Adriana Helbig

"My first book, titled, Hip Hop Ukraine: Music, Race and African Migration (Indiana University Press, 2014) is the first ethnographically based analysis of hip-hop in Ukraine and stems from long-term research among Ukrainian and African musicians in Ukraine and Uganda. The book incorporates ethnomusicological and ethnographic analysis in the growing research on migrants in Ukraine, which receives the fourth-largest number of migrants after the United States, Canada, and the Russian Federation. It contributes to research on African diasporas and sheds light on experiences of African migrants and student populations in the former Soviet Union through an analysis of Cold War discourse on race in music performance. The book is also the first ethnographic account of African musicians in a postsocialist society.
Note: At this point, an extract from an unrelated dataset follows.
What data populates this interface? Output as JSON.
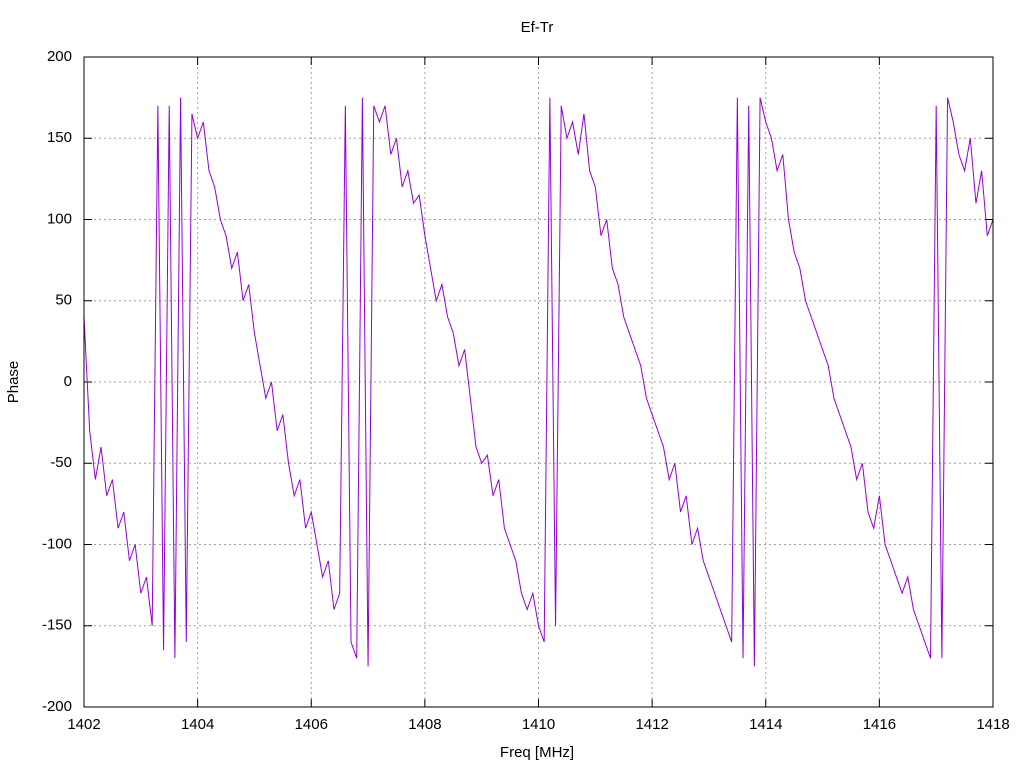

It examines how U.S. popular music is interpreted and appropriated in East Africa, the birthplace of the majority of African migrants living in Ukraine. This multi-sited ethnography draws connections with Ukrainian musicians’ appropriations of U.S. hip hop styles with the hip hop ideologies of musicians in countries such as Uganda. It speaks in particular to scholars of hip hop who increasingly analyze the genre’s influence beyond the U.S. It shows how numerous interpretations of U.S. hip hop (East African, postsocialist) engage with each other in other parts of the world.
 
I have continued to contribute to the growing conversation on global hip-hop by co-editing a volume titled Hip Hop at Europe’s Edge:Music, Agency and Social Change (Indiana University Press, 2017) with sociologist Milosz Miszczynski. The book features 16 chapters written by scholars in Eastern Europe on the role hip hop plays in social movements, politics, and identity negotiations. More than 20 years after socialist collapse, the former Eastern Bloc countries are as dissimilar as ever. There has been a war in the Balkans. Czechoslovakia has split into two countries—the Czech Republic and Slovakia. Poland, Hungary, Bulgaria, and Romania have entered the European Union. Russia has used military might against Georgia and Ukraine. Pre-socialist histories are shaping post-socialist narratives. The edited volume offers country-based analyses of hip hop histories in Eastern Europe and does so in relation to the complex historical, economic, social, and political realities that determined how hip hop has been appropriated, and where, why, and by whom it is deemed a source of agency and identity.
 
My current book project Romani Music and Development Aid in Post-Soviet Ukraine analyzes the impact of international development aid on two generations of rural and urban Romani musicians in Ukraine. Drawing on 15 years of ethnographic research among non-governmental organizations working with Romani musicians, this project theorizes the ways music has shaped Romani identity politics in post-Soviet society. Specifically, it analyzes the ways development aid has facilitated social mobility and class formation and examines the impact such changes have had on musical repertoires of urban Roma elites and impoverished Roma in rural contexts.This book also builds on my extensive work as a human rights activist, applied ethnomusicologist, researcher and a professor. Since coming to the University of Pittsburgh in 2008, I have worked with countless students on issues of equality relating to the intersection of music and race, gender, class, disability, and sexuality. I have led Romani music-themed study abroad programs to Central and Eastern Europe and have involved our students in social movements abroad. I have also brought numerous musicians, including the late Esma Redzepova, for performances at the University of Pittsburgh and have used the Carpathian Music Ensemble, which I directed and led from 2008-2018, to draw student attention to the relationship between music, politics, and cultural rights. The dissertations I lead are guided by interests in social equality and global consciousness. I welcome working with students interested in all genres of music who wish to use scholarship for positive social change."